Title: CASE REPORT OF A CHALLENGING CYSTIC INTESTINAL PNEUMATOSIS OF THE SMALL GUT ASSOCIATED WITH ULCER PERFORATION
Description:
Introduction:-Cystic Intestinal Pneumatosis represents a challenging clinical condition with various clinical onsets and complications.
Altogether, CIP is prone to misdiagnosis and or mistreatment due to delayed management.
The aim of our study is to report the challenging diagnosis of a pneumatosis intestinalis clinical case, the therapeutic strategy we chose to adopt and the outcome.
Material and Methods:-Forty-five-year-old manwith no past medical and surgical history who presented aggravated acute abdominal pain and absence of bowel movement associated with vomitus in the last 5 days earlier.
Physical examination unveiled unstable patient with cardiovascular choc syndrome and generalized abdominal contraction.
Prompt medical care was started with abundant IV fluids repletion and antibiotics.
Abdominal X-ray without barium showed the presence of air in the abdominal cavity.
Diagnosis of pneumoperitoneum was confirmed, and due to the unstable condition, we decided to undergo surgical assessment first without abdominal CT scan.
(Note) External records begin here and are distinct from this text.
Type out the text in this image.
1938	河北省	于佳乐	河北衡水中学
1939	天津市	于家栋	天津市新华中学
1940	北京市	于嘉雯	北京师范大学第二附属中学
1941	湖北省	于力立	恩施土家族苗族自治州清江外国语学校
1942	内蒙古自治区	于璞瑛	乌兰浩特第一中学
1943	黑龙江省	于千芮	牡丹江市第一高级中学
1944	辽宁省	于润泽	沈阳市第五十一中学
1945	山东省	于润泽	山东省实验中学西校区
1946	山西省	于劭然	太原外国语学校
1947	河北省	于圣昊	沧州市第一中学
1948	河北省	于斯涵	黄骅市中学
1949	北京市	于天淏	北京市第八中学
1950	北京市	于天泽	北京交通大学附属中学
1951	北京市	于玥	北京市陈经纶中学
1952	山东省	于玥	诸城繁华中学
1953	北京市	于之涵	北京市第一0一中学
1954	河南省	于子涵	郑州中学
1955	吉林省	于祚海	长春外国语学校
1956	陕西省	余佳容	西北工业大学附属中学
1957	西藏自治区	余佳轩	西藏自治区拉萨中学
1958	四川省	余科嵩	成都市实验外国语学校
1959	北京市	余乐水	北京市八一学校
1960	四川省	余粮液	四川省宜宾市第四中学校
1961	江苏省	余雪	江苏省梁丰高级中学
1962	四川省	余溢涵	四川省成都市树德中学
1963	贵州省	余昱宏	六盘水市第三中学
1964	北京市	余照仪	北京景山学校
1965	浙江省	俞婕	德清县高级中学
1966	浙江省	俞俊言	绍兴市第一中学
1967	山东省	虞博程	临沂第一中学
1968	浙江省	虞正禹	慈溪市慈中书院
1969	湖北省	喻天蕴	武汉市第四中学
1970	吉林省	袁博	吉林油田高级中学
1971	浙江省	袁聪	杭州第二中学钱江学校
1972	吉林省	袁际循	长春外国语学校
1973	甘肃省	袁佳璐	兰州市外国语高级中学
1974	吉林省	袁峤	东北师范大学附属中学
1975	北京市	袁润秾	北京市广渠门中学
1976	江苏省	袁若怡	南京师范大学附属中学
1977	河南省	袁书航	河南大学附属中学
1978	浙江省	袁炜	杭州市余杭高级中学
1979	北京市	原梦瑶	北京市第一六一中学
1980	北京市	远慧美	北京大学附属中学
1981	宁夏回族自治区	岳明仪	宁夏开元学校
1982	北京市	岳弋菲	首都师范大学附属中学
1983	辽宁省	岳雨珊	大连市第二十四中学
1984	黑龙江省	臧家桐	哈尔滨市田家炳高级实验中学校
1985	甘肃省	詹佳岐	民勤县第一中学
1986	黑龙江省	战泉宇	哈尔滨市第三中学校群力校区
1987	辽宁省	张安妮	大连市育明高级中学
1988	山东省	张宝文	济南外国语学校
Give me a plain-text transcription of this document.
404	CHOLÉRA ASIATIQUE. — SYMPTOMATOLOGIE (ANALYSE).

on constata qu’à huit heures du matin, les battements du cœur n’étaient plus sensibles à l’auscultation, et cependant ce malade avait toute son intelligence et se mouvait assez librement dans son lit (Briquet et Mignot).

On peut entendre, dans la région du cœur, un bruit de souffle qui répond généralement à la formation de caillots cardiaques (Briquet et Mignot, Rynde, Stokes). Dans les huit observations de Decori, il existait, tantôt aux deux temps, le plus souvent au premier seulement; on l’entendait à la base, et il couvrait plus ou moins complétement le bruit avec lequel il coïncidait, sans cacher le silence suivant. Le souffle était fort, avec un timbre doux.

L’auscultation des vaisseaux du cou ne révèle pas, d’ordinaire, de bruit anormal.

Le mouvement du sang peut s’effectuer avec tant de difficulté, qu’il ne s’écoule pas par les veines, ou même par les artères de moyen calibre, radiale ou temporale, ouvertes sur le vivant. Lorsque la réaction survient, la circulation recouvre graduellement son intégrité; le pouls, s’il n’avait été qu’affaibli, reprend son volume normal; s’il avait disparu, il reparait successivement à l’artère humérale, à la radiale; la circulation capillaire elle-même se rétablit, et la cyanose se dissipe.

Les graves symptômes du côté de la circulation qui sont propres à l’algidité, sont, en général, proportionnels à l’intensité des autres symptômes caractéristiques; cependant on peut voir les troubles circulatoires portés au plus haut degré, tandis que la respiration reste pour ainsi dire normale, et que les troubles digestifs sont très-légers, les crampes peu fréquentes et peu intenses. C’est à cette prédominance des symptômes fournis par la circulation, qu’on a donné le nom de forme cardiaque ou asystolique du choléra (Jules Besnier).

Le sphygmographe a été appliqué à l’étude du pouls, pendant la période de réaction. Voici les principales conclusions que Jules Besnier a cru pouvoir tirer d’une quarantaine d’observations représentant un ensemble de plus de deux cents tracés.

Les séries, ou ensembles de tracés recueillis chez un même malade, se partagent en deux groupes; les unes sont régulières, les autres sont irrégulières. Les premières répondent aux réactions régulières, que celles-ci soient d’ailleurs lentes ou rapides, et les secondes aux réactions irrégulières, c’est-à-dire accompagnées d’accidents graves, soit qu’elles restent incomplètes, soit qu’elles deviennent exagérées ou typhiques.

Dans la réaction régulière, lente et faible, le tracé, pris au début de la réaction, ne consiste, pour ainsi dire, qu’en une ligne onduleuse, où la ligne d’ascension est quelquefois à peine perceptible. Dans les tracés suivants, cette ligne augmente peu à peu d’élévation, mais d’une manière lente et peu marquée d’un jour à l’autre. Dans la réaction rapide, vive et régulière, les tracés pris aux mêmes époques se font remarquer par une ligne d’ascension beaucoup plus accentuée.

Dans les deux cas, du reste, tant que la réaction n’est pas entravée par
Therefore, laparotomy was carried on.
We found perforated anterior duodenal ulcer associated with cystic bubbles filled with air along the gut wall.
We decided to preserve the affected segment with cystic pneumatosis as there was no significant signs of inflammation, perforation nor ischemia.
Post-operative course was uneventful, and the patient was discharged on day 5.
Long-term follow-up at 4 months was uneventful.
Discussion:-The abstract underlined the misleading radiology imaging of CIP, highly like the one of pneumoperitoneum.
The etiology behind Pneumatosis intestinalis is yet to be understood.
Multiple theories have been described, including mechanical disruption of mucosa, the spread of intraparietal gas to operate via lymphatic drainage, pulmonary pathogenesis and bowel necrosis, or finally idiopathic.
Although it is a benign condition there arepotentially associated complications requiring both adequate diagnosis and management.
Conclusion:-To the best of our knowledge, we report the third case in literature of associated cystic intestinal pneumatosis with perforated duodenal ulcer.
Intestinal preservation in cystic intestinal pneumatosis seems to be the best suited approach, both in an elective setting and emergency setting.
Though more clinical data and extend follow-ups on this matter should be held in order to affirm the safety of this approach.